The directional antennas and high-powered amplifiers currently used to support long-range tactical communications in remote areas are expensive and vulnerable to jamming and interference. The RN DMC program aims to deliver resilient, long-range tactical communications via self-forming, self-healing “mosaic” antennas made up of small, low power and cost transceiver elements (tiles) that can be hand-carried by warfighters and hosted on ground vehicles, high-altitude platforms and satellites.
Perspecta Labs will prototype, implement, test and validate an adaptive distributed array system solution that works with existing tactical radios and unmodified tactical waveforms.
“We are excited to design, develop and demonstrate low-cost, resilient long-range communications for challenging non-line-of-sight radio environments,” said Petros Mouchtaris, PhD, president of Perspecta Labs. “With innovative use of tiles, our solution will deliver a high-performance tactical radio communications solution which is flexible, robust and has significantly lower risk of detection, interference and jamming.”

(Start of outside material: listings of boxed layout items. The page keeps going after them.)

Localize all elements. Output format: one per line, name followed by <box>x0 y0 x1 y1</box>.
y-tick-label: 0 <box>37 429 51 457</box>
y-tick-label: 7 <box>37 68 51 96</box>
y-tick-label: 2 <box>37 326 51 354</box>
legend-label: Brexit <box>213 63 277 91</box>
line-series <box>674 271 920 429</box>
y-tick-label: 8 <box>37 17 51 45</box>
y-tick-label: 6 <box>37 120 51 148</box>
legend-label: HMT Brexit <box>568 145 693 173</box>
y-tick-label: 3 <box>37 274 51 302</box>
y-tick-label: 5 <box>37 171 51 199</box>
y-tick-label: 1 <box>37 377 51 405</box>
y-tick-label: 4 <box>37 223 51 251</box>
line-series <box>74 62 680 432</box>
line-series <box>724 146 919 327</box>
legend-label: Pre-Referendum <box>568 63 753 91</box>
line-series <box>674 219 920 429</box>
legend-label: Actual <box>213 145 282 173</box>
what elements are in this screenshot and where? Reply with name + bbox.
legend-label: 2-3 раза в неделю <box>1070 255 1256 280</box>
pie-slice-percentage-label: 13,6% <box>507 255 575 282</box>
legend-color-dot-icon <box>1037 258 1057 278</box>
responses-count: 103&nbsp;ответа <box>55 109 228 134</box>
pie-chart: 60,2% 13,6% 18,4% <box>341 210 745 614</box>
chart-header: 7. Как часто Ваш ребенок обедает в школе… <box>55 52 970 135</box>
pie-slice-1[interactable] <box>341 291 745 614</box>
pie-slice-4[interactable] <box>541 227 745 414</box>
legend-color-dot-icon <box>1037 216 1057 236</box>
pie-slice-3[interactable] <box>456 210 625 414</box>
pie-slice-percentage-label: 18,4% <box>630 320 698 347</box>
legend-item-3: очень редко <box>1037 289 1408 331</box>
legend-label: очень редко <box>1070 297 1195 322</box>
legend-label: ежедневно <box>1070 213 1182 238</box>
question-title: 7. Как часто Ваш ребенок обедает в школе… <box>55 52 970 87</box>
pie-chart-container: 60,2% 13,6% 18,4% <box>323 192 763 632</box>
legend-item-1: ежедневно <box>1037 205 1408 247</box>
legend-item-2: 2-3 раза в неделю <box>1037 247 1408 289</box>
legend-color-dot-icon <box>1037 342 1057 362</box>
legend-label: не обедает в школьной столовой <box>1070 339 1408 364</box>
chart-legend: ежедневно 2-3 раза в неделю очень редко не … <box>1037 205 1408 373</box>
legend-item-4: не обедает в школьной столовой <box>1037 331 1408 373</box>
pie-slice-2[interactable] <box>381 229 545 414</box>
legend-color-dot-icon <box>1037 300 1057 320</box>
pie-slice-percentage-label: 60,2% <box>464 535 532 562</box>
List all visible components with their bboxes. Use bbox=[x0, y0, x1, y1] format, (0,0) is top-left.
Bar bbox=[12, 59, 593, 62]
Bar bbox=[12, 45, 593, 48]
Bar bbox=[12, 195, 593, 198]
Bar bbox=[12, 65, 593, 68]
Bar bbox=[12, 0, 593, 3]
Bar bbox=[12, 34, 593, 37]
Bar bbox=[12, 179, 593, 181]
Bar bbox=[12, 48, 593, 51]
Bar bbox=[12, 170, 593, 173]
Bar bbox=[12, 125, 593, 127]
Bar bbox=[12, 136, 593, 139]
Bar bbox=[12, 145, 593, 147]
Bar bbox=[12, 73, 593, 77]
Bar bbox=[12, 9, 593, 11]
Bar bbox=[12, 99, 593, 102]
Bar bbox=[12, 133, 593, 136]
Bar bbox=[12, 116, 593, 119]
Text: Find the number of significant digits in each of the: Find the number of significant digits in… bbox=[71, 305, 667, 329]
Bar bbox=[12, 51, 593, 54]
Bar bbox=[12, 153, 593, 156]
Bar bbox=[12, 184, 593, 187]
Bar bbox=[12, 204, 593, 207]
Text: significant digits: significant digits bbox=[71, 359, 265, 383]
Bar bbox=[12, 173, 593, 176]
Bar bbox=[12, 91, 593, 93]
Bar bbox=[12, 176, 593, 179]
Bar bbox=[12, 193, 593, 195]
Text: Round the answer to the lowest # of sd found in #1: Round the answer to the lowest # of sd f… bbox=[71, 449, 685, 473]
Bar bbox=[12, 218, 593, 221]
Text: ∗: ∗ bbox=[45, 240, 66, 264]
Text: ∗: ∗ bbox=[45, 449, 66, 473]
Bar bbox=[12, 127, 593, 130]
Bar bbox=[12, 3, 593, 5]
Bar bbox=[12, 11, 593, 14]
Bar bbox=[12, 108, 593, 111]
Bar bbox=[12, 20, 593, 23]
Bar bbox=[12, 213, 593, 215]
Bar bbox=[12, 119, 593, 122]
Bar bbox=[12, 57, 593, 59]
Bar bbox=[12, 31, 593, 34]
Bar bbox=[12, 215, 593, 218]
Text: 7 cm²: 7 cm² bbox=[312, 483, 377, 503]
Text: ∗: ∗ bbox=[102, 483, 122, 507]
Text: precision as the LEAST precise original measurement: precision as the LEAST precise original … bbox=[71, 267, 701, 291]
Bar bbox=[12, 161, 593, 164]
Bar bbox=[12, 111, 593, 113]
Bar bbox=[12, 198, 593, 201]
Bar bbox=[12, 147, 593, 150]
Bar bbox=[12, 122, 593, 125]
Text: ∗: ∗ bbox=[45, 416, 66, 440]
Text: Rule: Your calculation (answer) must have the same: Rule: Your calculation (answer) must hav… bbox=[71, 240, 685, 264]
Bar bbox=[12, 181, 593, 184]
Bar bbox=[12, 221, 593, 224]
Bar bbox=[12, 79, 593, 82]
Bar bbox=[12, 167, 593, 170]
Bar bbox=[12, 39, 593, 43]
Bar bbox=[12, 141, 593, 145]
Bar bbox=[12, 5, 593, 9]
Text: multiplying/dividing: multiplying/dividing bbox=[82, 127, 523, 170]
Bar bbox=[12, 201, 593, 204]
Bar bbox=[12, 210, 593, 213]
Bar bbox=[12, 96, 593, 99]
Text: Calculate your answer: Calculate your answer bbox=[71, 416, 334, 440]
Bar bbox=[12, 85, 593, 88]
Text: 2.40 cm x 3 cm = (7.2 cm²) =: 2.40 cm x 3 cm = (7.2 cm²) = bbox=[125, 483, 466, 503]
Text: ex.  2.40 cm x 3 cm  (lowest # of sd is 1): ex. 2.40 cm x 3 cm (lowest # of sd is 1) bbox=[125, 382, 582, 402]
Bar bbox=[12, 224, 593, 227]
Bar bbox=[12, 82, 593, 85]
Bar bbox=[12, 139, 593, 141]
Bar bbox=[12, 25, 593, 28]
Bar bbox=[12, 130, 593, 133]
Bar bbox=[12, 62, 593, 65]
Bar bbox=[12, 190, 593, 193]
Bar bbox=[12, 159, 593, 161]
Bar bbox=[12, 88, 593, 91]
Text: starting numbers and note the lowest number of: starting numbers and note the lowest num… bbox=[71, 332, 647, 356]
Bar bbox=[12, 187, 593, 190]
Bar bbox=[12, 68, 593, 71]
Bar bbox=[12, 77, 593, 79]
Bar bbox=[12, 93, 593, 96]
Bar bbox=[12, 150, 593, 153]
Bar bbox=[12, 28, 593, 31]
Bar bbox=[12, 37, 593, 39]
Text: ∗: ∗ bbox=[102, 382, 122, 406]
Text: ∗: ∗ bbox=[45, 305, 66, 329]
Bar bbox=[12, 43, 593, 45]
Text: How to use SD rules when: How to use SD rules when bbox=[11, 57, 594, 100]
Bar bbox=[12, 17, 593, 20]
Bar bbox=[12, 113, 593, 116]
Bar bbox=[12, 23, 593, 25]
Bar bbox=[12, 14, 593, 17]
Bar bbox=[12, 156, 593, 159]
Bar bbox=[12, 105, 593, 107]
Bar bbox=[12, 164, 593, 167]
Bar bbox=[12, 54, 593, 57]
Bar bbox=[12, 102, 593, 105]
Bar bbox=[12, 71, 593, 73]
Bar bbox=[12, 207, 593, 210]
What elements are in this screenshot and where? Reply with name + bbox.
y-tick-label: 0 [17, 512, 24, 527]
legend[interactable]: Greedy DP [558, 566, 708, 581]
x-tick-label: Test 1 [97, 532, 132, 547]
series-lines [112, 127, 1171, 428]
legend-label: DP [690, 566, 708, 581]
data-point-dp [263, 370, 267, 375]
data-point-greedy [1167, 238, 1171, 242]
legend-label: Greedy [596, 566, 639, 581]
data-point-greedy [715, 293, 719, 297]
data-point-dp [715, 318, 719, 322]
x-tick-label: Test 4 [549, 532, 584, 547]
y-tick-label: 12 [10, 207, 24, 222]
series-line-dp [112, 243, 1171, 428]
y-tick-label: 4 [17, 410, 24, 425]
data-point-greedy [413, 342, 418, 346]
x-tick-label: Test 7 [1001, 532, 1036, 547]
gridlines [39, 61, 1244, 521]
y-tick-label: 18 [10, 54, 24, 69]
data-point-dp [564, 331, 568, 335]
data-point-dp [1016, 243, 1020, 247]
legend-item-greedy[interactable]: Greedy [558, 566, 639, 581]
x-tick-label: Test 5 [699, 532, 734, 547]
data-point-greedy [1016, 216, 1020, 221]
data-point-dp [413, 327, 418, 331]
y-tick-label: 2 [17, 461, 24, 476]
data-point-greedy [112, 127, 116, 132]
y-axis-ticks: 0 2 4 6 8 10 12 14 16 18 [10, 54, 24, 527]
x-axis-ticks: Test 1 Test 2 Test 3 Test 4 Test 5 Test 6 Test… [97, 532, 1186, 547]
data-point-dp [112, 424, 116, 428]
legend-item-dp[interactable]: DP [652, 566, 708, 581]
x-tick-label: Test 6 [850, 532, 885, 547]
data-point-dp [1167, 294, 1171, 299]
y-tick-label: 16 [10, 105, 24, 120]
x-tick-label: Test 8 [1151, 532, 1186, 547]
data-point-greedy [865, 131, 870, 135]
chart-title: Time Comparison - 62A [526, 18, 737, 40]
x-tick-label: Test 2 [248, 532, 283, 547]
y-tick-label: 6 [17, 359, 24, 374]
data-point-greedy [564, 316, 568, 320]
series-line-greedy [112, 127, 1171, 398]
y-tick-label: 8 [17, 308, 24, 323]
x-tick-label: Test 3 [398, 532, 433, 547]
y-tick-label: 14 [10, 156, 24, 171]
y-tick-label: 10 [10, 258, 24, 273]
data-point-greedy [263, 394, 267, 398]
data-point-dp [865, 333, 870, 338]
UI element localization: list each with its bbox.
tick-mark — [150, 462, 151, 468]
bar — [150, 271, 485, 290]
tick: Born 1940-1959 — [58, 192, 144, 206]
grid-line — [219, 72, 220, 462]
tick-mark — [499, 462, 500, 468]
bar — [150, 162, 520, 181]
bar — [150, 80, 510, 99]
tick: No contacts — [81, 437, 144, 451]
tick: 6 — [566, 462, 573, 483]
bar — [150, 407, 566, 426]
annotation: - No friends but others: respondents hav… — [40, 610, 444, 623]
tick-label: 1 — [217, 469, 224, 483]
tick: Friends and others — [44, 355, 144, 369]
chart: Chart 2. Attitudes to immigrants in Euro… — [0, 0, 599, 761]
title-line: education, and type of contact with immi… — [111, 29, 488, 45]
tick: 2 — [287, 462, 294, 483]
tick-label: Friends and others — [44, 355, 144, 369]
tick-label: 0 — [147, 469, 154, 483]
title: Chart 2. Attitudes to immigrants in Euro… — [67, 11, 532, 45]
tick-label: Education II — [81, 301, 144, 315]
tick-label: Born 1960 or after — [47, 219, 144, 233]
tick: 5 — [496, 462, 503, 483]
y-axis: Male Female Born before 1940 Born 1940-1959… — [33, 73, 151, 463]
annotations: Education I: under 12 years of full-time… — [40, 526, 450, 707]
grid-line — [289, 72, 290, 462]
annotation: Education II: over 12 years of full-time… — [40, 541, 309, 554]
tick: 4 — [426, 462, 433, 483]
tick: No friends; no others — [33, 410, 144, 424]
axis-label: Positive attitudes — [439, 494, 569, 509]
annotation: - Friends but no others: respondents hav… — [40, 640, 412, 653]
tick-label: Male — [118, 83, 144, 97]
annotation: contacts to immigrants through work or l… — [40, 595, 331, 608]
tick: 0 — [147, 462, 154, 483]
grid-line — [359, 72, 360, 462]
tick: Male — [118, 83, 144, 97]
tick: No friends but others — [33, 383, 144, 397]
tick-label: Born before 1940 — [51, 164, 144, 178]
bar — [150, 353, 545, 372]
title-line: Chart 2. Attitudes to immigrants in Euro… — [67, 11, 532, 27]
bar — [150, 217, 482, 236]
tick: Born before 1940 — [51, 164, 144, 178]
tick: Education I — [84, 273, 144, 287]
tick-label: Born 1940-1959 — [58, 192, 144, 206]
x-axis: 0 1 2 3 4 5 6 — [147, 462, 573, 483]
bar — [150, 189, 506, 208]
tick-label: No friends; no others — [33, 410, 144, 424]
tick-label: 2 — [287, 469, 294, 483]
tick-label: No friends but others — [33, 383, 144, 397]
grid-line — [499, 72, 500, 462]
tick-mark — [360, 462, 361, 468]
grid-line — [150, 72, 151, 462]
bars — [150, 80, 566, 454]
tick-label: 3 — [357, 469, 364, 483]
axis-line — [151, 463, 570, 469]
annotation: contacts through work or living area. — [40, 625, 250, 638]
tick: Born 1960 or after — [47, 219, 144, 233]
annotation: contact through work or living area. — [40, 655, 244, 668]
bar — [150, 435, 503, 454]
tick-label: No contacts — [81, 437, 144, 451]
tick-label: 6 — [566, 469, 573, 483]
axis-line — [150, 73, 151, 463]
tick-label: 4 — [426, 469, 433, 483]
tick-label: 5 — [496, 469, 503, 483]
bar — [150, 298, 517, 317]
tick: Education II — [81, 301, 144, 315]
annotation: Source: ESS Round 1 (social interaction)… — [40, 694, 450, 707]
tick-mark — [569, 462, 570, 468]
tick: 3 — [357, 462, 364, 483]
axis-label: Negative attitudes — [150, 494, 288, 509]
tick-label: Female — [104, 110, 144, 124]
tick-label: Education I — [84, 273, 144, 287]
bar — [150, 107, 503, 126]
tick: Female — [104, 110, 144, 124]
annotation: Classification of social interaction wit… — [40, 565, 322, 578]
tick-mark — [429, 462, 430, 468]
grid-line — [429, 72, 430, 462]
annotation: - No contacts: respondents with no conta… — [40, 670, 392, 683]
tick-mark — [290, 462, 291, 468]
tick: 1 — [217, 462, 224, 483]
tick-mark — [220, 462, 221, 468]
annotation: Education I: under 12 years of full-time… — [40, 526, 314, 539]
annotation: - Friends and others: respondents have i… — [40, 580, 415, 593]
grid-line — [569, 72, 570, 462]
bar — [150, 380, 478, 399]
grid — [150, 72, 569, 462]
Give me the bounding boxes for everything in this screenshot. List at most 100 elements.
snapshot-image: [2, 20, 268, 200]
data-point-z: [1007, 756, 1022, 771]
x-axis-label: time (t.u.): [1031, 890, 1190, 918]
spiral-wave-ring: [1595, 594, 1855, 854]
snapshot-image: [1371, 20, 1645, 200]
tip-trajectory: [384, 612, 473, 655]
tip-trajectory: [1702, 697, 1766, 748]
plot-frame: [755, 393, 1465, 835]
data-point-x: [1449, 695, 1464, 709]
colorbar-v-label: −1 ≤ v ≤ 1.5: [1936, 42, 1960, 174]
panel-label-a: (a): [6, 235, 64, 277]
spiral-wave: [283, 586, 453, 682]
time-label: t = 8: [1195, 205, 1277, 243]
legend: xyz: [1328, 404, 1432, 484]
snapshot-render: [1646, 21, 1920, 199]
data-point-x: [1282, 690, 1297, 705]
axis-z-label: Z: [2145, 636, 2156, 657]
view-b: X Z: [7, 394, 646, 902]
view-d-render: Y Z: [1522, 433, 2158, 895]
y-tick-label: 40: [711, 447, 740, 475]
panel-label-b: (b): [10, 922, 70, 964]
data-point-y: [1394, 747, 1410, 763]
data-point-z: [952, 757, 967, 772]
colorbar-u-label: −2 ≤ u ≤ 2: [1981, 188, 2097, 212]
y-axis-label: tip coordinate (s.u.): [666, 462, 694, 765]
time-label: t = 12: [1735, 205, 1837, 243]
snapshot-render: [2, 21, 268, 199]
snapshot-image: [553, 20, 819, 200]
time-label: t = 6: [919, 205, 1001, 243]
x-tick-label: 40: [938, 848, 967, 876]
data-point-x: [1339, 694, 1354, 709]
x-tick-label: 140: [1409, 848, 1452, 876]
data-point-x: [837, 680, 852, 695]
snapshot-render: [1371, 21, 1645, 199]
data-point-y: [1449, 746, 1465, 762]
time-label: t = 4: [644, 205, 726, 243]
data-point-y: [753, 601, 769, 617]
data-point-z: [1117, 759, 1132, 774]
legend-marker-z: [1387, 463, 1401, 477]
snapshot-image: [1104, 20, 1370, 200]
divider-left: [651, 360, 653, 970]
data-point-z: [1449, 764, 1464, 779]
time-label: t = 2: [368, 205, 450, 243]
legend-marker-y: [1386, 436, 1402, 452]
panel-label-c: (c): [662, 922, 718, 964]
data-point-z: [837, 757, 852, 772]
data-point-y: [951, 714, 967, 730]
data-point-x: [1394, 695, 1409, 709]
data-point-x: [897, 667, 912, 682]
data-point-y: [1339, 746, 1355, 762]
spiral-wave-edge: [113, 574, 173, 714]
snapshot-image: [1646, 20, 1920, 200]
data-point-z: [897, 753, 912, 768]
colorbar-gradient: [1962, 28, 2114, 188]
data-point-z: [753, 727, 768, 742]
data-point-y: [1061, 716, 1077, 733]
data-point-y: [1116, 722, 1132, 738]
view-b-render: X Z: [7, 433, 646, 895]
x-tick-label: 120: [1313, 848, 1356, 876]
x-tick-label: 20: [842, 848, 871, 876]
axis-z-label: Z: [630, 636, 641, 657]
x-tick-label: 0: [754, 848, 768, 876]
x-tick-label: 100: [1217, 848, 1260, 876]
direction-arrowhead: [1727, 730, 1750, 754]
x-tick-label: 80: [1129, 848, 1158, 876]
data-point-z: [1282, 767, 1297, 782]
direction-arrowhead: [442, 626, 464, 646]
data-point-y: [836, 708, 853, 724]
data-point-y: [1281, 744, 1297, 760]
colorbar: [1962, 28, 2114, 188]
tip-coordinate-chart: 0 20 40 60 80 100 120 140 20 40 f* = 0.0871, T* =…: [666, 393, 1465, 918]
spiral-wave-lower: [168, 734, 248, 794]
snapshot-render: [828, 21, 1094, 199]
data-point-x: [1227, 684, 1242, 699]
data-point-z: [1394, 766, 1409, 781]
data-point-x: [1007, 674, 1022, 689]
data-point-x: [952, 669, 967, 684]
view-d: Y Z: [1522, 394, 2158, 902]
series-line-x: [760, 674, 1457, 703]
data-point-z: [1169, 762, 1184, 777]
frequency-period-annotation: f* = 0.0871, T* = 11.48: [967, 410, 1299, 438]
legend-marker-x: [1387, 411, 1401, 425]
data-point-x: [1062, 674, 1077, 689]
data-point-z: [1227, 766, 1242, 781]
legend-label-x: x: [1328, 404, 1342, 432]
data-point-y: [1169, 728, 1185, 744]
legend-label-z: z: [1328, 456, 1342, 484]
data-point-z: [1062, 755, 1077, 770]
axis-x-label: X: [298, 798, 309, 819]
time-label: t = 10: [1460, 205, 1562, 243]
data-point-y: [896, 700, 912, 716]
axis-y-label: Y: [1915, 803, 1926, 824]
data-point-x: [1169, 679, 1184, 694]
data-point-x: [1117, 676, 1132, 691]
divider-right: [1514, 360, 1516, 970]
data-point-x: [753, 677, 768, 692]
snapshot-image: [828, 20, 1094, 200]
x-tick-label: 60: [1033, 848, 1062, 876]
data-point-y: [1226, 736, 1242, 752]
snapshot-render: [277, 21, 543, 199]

Perspecta Labs’ solution uses wideband distributed spatial processing and a novel mechanism for joint signal processing and networking to meet high-performance requirements at low size, weight, power and cost. Experimental validation will progress from the laboratory to a long-range ground-to-air link and relay field exercises, which demonstrate communication over extremely challenging links that are not supportable using conventional tactical radio technology.